"Il y a des difficultés et ça peut amener certaines décisions, mais certainement pas des décisions d'aubaine. Et il faut que les choses soient claires" entre General Electric (GE) et le gouvernement français, a dénoncé M. Le Maire devant des sénateurs.
Une flèche directe envoyée à la direction du géant américain, qui a annoncé mercredi son intention de restructurer ses divisions européennes d'équipements pour barrages (Hydro), qui concerne son site de Belfort, et de réseaux électriques (Grids).

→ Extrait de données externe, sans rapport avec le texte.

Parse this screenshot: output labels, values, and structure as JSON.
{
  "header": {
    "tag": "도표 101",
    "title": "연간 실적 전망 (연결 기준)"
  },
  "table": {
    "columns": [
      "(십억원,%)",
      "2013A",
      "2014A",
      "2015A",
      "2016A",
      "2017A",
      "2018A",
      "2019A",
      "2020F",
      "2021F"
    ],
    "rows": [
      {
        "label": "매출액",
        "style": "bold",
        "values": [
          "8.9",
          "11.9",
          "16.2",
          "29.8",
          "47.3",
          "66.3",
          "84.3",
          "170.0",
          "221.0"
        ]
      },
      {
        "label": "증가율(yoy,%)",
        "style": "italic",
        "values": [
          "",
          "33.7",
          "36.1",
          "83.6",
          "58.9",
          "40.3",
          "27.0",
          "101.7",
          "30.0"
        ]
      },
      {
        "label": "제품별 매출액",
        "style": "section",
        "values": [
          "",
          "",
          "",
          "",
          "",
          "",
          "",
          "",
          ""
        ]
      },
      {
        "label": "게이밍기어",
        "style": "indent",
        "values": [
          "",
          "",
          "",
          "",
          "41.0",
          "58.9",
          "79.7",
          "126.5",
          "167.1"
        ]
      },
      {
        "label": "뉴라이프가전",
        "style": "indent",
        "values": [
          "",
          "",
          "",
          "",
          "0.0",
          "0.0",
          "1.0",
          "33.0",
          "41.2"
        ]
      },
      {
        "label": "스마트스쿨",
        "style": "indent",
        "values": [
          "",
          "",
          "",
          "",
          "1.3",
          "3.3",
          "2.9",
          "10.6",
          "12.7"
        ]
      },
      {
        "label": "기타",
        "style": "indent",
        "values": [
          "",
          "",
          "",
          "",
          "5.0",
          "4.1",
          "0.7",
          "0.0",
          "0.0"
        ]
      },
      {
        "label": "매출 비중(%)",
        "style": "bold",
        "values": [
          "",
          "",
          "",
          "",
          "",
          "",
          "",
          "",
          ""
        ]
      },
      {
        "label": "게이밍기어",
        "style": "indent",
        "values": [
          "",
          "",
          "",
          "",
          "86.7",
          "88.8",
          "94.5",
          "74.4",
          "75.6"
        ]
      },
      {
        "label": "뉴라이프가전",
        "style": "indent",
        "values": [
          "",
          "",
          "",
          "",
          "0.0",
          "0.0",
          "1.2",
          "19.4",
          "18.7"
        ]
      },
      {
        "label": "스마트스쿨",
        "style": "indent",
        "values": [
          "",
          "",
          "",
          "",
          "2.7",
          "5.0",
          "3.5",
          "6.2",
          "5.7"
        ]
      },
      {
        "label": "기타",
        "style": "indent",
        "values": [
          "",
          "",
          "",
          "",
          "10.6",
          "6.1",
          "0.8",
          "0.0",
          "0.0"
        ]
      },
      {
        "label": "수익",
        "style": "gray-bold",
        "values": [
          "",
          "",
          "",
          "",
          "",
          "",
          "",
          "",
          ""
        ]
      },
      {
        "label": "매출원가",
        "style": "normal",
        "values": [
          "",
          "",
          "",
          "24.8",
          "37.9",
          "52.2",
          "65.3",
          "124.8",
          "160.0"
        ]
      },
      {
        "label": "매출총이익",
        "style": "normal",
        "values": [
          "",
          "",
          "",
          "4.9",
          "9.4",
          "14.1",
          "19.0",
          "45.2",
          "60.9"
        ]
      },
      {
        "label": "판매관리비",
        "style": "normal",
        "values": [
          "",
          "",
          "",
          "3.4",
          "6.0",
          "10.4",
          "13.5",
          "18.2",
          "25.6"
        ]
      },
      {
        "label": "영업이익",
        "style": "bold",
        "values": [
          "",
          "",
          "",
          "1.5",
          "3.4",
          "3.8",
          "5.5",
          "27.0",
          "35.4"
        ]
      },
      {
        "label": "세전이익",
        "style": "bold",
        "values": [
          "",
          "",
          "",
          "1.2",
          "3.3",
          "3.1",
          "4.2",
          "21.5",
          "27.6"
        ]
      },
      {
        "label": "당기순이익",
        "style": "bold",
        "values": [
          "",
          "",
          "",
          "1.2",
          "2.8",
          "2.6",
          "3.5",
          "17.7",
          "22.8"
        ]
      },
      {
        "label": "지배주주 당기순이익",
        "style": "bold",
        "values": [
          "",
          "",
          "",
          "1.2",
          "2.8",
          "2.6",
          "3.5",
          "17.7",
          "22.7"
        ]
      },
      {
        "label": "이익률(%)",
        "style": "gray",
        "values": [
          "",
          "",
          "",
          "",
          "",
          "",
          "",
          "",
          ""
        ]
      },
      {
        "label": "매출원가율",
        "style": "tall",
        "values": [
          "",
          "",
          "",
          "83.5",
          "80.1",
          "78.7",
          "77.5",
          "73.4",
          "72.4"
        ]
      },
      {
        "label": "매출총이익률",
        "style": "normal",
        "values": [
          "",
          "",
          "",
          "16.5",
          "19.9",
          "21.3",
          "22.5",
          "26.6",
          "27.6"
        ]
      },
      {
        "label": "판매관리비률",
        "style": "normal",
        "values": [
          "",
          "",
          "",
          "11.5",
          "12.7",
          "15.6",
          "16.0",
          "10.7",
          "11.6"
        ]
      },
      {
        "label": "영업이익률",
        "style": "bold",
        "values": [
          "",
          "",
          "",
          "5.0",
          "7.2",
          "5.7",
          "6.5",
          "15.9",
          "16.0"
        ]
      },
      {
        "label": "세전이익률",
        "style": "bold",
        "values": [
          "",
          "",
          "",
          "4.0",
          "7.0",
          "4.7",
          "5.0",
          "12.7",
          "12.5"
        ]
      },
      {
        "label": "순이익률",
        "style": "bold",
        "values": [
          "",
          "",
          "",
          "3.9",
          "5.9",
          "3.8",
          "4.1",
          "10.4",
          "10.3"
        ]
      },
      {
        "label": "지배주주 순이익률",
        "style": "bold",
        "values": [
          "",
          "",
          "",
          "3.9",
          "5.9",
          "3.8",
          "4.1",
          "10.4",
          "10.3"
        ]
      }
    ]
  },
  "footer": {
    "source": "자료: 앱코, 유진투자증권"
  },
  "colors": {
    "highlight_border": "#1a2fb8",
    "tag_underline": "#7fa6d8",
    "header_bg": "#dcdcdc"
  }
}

GE a mis en avant "des pertes financières importantes" dans ces deux activités, en difficulté depuis plusieurs années, mais sans préciser l'impact de sa décision sur l'emploi. Selon des sources syndicales, 753 postes seraient supprimés en France.
Chez GE Hydro France, un plan de sauvegarde de l'emploi impliquerait "la fermeture du site de Belfort (83 postes sur 89 salariés) et une forte réduction d'effectifs du site de Boulogne (36 postes sur 43 salariés)", a indiqué jeudi l'intersyndicale de GE Hydro à Belfort dans un communiqué.
Dans la foulée de l'annonce de GE, Bercy avait indiqué que "la crise frappe toutes les entreprises, et en particulier General Electric" et que l'Etat serait "attentif à ce que ces restructurations (...) maintiennent un maximum d'activité et d'emploi".
Mais l'annonce du groupe américain a hérissé les élus et les syndicats du groupe dans les territoires où GE est implanté.
"Brique par brique, le groupe américain tue les savoir-faire et les compétences qui font la fierté et l'excellence de notre industrie", a dénoncé Marie-Guite Dufay, présidente (PS) de la région Bourgogne-Franche-Comté.
A Belfort, où GE a déjà supprimé de nombreux emplois, le maire (LR) Damien Meslot s'est dit "consterné". Pour lui, les décisions de GE sont "inadmissibles" et laissent augurer "le démantèlement du site" belfortain, principale implantation de GE dans l'Hexagone.
"Nous avons connu un important plan de délocalisation dans l'activité Gaz, il n'y a aucune raison que GE n'applique pas cette stratégie à ses autres activités", a déclaré à l'AFP Alexis Sesmat, délégué Sud à GE Belfort.
Jeudi, Bruno Le Maire leur a finalement emboîté le pas. "Je vois se profiler par exemple, à Belfort, chez General Electric, un certain nombre de propositions qui ne me paraissent pas toutes correspondre aux engagements qui ont été pris par GE" en 2014, au moment du rachat d'Alstom Energie par le groupe américain, et en 2019 dans le cadre d'un précédent plan social, a estimé le ministre.
Engagements
"Nous veillerons à ce que GE respecte ses engagements et que le partenariat que nous avons constuit avec les salariés de GE, avec la direction de GE, avec l'Etat, puisse se poursuivre sur de bonnes bases", a-t-il ajouté, indiquant qu'il parlerait prochainement au PDG du groupe américain, Larry Culp.
Du côté de GE, on ne souhaite pas commenter les propos du ministre.
Ce respect des engagements pris par le groupe au moment du rachat controversé de la branche énergie d'Alstom (emploi, maintien de sites, etc.), promu à l'époque par Emmanuel Macron, alors à Bercy, constitue une pomme de discorde récurrente entre l'Etat et le groupe américain.
Ce dernier assure les avoir tenus, puisque faute d'avoir créé les 1.000 emplois promis en France, il a finalement acté qu'il devra payer 50 millions d'euros de pénalités.
Ainsi, malgré l'annonce de créations de postes dans plusieurs branches depuis 2015, il a taillé dès 2016 dans ses effectifs dans l'énergie et encore supprimé en 2017 quelque 350 postes (sur 800) à l'usine GE/Hydro de Grenoble, son PDG d'alors jugeant l'entreprise "très décevante".
Et l'an dernier, l'Etat avait dû monter au créneau pour obtenir du groupe qu'il taille moins dans les effectifs de son site belfortain de production de turbines à gaz, dans le cadre d'un plan social prévoyant la suppression initiale de près de 1.050 postes en France.
"Dans tous les business de GE, il faut désormais prendre en considération que le groupe ne créera plus d'emplois dans les années à venir, mais en détruira", a estimé vendredi Philippe Petitcolin, délégué CFE-CGC de GE Power à Belfort.